Formalin-fixed, paraffin-embedded tissues from cases of AC were retrieved from the department of pathology, the first affiliated hospital of zhengzhou university. These tissues were cut into 4-μm tissue sections. Antibodies against the following antigens were used in this experiment: cytokeratin(CK) (mouse monoclonal antibody, AE1/AE3, Ready-to-use), P63 (mouse monoclonal antibody, 4A4 + UMAB4, Ready-to-use) from ZSGB-Bio, Beijing, China. Ki-67 (mouse monoclonal antibody, 30–9,Roche, Basel, Switzerland)is detected in Roche automatic immunohistochemistry platform.

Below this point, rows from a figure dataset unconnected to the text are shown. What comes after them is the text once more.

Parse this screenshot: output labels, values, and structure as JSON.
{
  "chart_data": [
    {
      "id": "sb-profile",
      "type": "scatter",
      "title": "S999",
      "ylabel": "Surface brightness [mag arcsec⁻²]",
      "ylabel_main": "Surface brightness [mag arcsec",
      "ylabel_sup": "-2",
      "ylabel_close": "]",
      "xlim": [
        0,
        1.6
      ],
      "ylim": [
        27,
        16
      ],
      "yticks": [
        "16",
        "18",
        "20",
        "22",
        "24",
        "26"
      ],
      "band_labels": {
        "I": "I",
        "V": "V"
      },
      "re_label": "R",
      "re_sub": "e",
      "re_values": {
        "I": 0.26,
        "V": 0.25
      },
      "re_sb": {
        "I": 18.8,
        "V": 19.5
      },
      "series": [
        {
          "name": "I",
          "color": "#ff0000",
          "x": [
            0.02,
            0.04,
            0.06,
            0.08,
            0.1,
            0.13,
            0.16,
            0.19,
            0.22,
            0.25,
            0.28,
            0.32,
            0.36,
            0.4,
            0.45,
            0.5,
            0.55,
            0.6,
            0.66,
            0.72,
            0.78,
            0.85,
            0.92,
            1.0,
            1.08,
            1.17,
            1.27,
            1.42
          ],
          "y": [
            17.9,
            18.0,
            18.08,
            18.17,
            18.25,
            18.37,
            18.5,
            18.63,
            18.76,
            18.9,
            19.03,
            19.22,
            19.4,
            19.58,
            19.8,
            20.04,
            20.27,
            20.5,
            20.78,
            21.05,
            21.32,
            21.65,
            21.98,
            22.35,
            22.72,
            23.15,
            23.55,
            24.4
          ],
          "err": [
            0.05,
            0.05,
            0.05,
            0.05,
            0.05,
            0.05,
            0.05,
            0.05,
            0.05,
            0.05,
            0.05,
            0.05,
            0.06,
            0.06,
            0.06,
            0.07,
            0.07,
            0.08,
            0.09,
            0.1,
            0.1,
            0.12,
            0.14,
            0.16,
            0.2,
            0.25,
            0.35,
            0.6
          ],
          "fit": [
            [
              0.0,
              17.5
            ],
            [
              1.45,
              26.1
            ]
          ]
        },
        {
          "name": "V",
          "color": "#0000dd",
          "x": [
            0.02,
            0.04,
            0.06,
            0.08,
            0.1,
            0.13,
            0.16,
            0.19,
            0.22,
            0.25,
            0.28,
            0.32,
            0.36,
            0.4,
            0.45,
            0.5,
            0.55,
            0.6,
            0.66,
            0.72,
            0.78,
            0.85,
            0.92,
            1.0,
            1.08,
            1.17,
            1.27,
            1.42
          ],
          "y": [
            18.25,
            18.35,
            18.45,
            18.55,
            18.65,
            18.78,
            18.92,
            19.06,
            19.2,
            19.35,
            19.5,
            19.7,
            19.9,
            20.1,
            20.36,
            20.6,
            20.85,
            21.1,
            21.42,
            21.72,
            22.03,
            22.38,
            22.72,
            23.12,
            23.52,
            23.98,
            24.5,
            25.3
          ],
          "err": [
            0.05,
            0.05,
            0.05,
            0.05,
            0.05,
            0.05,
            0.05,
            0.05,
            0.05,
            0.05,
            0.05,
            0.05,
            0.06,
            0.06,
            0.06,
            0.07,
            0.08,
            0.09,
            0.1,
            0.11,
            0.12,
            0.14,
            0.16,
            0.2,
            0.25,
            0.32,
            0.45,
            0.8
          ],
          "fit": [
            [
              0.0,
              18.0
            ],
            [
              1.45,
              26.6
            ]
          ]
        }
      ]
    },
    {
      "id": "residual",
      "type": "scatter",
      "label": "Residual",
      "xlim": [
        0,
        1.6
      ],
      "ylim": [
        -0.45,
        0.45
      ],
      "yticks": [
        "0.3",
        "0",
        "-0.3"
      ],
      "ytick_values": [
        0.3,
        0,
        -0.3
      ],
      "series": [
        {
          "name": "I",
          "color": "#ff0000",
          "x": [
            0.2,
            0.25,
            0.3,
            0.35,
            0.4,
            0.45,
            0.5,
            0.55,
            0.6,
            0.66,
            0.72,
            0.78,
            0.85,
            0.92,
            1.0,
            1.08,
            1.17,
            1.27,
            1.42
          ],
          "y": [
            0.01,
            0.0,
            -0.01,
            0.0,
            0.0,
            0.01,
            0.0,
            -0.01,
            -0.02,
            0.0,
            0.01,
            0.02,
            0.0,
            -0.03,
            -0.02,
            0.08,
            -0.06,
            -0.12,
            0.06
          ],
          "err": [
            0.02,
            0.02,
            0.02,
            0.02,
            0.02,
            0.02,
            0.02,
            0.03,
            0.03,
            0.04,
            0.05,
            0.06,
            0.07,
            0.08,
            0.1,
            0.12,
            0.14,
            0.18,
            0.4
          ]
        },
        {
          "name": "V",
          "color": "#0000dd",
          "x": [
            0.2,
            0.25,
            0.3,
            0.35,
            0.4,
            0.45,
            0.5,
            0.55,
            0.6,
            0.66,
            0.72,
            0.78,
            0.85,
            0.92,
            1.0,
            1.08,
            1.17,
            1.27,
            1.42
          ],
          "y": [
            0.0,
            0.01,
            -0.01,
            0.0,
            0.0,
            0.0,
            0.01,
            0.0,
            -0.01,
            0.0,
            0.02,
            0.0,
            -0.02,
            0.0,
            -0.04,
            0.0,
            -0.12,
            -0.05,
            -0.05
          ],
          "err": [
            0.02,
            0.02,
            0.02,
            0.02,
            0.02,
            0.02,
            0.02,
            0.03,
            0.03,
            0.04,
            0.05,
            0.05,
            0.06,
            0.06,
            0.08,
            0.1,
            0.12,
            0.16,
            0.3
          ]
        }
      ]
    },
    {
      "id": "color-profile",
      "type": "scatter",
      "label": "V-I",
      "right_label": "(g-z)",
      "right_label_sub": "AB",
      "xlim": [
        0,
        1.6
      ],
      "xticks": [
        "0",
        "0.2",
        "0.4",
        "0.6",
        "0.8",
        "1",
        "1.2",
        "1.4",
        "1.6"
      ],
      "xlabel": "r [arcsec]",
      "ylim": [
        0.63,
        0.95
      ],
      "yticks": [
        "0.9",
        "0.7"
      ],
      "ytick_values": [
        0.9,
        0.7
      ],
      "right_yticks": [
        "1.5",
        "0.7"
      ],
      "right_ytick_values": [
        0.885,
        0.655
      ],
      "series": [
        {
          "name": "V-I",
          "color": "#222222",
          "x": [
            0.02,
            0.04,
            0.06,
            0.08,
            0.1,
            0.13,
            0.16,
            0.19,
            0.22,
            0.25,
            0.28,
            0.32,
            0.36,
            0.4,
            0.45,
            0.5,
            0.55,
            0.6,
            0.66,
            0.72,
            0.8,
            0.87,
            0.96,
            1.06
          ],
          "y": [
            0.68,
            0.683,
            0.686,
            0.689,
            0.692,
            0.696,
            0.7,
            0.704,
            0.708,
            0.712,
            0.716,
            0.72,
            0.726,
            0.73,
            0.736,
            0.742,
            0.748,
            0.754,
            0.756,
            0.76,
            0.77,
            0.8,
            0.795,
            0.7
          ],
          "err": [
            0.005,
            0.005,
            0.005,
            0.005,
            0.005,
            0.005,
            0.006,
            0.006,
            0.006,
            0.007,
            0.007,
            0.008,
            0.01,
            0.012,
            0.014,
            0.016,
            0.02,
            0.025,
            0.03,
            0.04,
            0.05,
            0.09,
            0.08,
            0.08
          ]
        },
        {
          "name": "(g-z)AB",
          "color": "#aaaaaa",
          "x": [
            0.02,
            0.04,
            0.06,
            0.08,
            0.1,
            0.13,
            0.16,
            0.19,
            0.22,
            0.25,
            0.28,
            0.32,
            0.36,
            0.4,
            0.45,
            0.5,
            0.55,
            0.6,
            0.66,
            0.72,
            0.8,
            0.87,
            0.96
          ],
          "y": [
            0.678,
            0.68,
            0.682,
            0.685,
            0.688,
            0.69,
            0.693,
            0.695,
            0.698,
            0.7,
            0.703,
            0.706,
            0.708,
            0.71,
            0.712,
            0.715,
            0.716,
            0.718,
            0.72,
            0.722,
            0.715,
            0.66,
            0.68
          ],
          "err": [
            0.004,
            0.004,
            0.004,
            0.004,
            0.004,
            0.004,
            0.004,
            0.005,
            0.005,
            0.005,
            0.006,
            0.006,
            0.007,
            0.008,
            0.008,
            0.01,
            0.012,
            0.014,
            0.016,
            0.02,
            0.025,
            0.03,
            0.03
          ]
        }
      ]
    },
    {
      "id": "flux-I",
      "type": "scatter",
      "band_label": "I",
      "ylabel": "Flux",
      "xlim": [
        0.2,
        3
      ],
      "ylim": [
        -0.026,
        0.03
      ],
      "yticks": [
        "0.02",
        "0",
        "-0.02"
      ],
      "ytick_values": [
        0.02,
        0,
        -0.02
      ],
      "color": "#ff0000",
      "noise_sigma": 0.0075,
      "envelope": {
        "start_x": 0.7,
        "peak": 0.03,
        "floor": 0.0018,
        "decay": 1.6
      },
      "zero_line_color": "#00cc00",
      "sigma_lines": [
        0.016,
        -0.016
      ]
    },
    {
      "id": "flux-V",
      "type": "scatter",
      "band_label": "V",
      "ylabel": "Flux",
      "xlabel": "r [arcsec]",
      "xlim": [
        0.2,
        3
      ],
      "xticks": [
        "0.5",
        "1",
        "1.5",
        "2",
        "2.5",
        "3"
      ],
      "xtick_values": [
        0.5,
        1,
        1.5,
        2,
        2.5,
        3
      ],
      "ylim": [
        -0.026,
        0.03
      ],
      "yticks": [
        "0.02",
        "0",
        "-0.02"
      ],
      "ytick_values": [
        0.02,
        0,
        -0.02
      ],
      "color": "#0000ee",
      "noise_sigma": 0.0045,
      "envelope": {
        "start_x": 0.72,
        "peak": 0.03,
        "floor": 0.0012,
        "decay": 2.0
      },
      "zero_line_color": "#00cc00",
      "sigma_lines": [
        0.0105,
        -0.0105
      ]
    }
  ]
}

Real-time PCR analysis and DNA sequencing

Real-time PCR was performed using an ABI 7300 real-time PCR system (Applied Biosystems, Foster City, CA, USA) and the SYBR Premix Ex Taq reagent kit (Takara Bio, Inc., Shiga, Japan). The forward and reverse primers were 5′-TGCTTGCTCTGATAGGAAAATG-3′ and 5′-CCACAAAATGGATCCAGACA-3′, respectively. The reaction procedure was as follows: pre-denaturation at 95 °C for 3 min; denaturation at 94 °C for 30 s, annealing extension at 60 °C for 30 s, and amplification at 72 °C for 30 s, for a total of 35 cycles. The PCR reaction product was handed over to Wuhan Sevier Biotechnology Co.Ltd (Hubei, China) to complete the DNA sequencing process based on ABI 3730XL sequencer(Applied Biosy-stem Inc, Waltham, Massachusetts,US).